Once you have a list of all of the words from the file, you can count the occurrences. You should use a dictionary for this. Continuing from the example of the last step, the dictionary should have the following contents:

word_counts = {'two':2, 'one':3, 'forks.':1, 'knife.':2, \
               'glasses.':2, 'plate.':1, 'naptkin.':1, 'his':2}

(3) Finding most occurrences

Next, you can find the small, medium, and large words that occur the most. In the example, it would be one for small, knife. for medium, and glasses. for large. You can do this by iterating through the key and value pairs in the word_counts dictionary, and keeping track of which has the highest count. Then, display these on the canvas.

(4) Counting Capitalized

Next, compute how many unique capitalized and non-capitalized. You can do this by getting the keys of the word_counts dictionary as a list, and then looping through them all.

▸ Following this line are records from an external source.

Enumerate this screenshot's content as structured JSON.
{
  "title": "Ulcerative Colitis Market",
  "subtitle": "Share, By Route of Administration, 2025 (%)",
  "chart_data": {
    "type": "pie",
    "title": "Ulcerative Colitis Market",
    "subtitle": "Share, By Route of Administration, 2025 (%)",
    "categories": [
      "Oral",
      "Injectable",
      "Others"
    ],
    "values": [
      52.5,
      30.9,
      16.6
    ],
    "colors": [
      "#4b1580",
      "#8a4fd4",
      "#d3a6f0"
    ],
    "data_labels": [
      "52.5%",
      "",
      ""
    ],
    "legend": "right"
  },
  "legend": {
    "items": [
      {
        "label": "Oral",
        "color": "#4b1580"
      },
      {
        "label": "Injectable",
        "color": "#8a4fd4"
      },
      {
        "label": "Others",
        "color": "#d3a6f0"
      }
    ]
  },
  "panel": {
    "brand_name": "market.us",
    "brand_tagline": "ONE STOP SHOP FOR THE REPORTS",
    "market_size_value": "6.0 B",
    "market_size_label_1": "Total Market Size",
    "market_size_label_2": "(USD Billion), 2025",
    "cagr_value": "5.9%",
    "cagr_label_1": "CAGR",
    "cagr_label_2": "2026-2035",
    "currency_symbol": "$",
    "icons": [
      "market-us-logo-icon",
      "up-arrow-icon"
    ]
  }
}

(5) Counting Punctuated (Extra Credit)

Compute how many unique punctuated and non-punctuated words there are. Use a similar process as you did for step (4).

(6) Building the bar charts

You should display two (or three, if doing the extra credit) bar charts on the infographic. This section will walk though how to build it the Small, Medium, and Large word Bar Chart (SMLBC). You can apply similar steps to the other two.

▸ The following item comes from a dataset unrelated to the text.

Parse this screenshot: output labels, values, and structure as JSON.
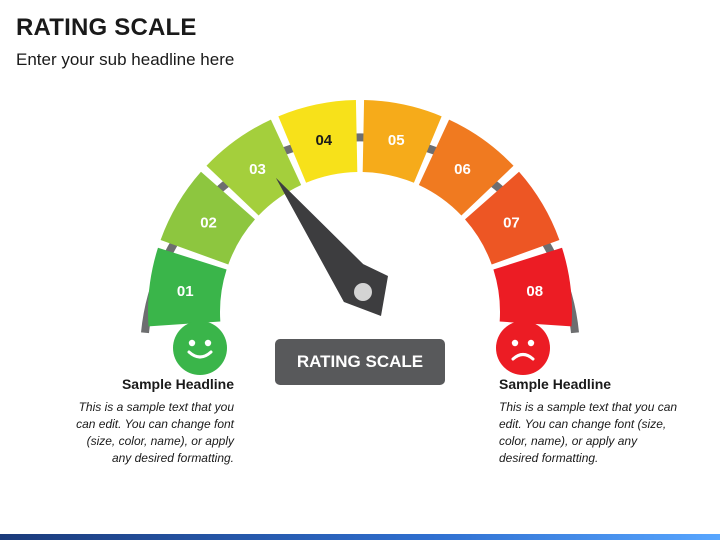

Let’s say you were trying to build the SMLBC for an input file with 10 unique short words, 3 unique medium words, and 5 unique large words. In total, this is 18 unique words. The small box should consume 10/18 of the whole bar, the medium bar should consume 3/18 of the whole bar, the large word bar should consume 5/18 of the whole bar. To calculate the height in pixels of each bar, use the formula:

(pixel_height / total_item_count) * category_item_count

For example, if the total height of the bar chart should be 450 pixels, then to get the height in pixels of the small word bar: (450 / 18) * 10. Take a look at the image below for reference

Infographic

Use this information to draw the other one or two bar charts.

Resource Files

Below are some resource files you might find interesting to run your program with.

If you’d like to try the program on other books, you can visit www.gutenberg.org.

Most of the test cases on Gradescope will not be super large. They will be 1000 lines of text at most.

Examples

Below are several examples, with the input files included. If you are not completing the extra credit, you only need to include the first two bar charts.

Submission

Submit this program to Gradescope by Tuesday, 4/21 by 7:00pm.

Special thanks to Ping Hsu, whose programming assignment spec this was partially inspired by!